Medical sociologist Robert Bartholomew says these incidents can be thought of as a collective stress response, typically spreading within a relatively insulated community on high alert. Because media coverage heightens awareness and fear of these plagues, it can also heighten social contagion—which perhaps explains why mass sociogenic illness appears to have risen in recent years. When media attention dissipates, so too do case numbers. This pattern certainly bore out when a cluster of high school students in LeRoy, New York, developed Tourette’s-like symptoms in 2011: Contagion and severity appears to have crested as the cases attracted national attention, medical research, and a high-profile investigation by environmental advocate Erin Brockovich—but gradually dwindled once news cameras left. This was also arguably the case with the Havana syndrome, a recent mass sociogenic illness that spread largely among national security professionals. Initially reported by U.S. and Canadian diplomats, it soon spread to diplomats in other countries. The number of reported cases spiked in 2021, fueled by histrionic media coverage supposing the symptoms were caused by mysterious microwave weapons. Cases declined once the story finally lost purchase among reporters.

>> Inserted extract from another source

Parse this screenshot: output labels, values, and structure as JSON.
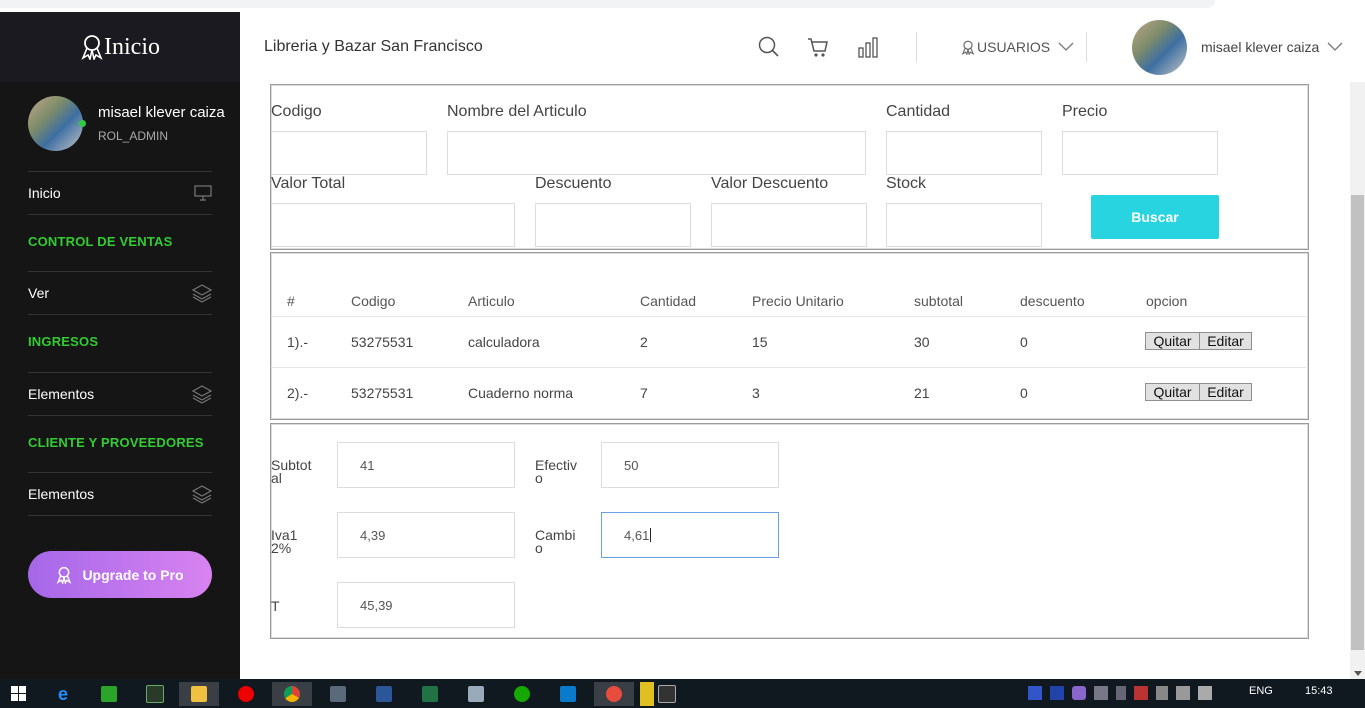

But unlike the strange tics in LeRoy or the headaches in Cuba, cop fentanyl hysteria has never attracted much in the way of medical or journalistic buy-in. While law enforcement officials have claimed symptoms stemming from fentanyl exposure hundreds of times since 2017, the possibility has been repeatedly, thoroughly shot down by medical professionals from the get-go. As the headline of a story by emergency physician Jeremy Faust put it over five years ago, “The Viral Story About the Cop Who Overdosed by Touching Fentanyl Is Nonsense.” The American College of Medical Toxicology released an official statement shortly after that story, declaring the risk of toxicity from incidental exposure to be virtually nonexistent. Experts quoted in The New York Times, Vox, Stat News, Detroit Free Press, Columbia Journalism Review, and countless other publications have similarly debunked the idea of fentanyl exposure. In the years I’ve followed this phenomenon, I can’t recall ever seeing a credible outlet or reporter treat it as anything less than ludicrous.
Despite the complete lack of media or medical buy-in, cops keep getting the vapors at the mere mention of fentanyl. That social transmission appears to be unaffected by this reality reveals how insulated police are from the rest of society: a disturbing but unsurprising insight about an armed force that has fought hard to evade public accountability, vehemently defends its members at the expense of those it’s allegedly tasked to protect, and even flies its own flag.
However much cold water is repeatedly dumped, fentanyl fan fiction continues going viral over and over again. And stories like the Kentucky woman’s—or stories posted on police stations’ social media pages—continue to rack up likes. One recent study even showed that people whose B.S. detectors aren’t fooled by nonsense still share it anyway, if the general vibe comports with their side. And small local outlets, so starved for resources that they do little more than monetize prepackaged viral material or so craven that they see no reason not to, continue to blast this junk out to the masses and get schooled by doctors reiterating, for the umpteenth time, that if you really could overdose by touching a drug, then no one would ever inject it.
As journalist Zachary Siegel has written, the ultimate victims here are people who use drugs—who have been built up as so hazardous to police health that unjustified retribution seems likely for many. When a fentanyl user and a police officer meet, one of them really does have the power to ruin the other one’s life. And it takes a bout of hysteria to forget which one’s which.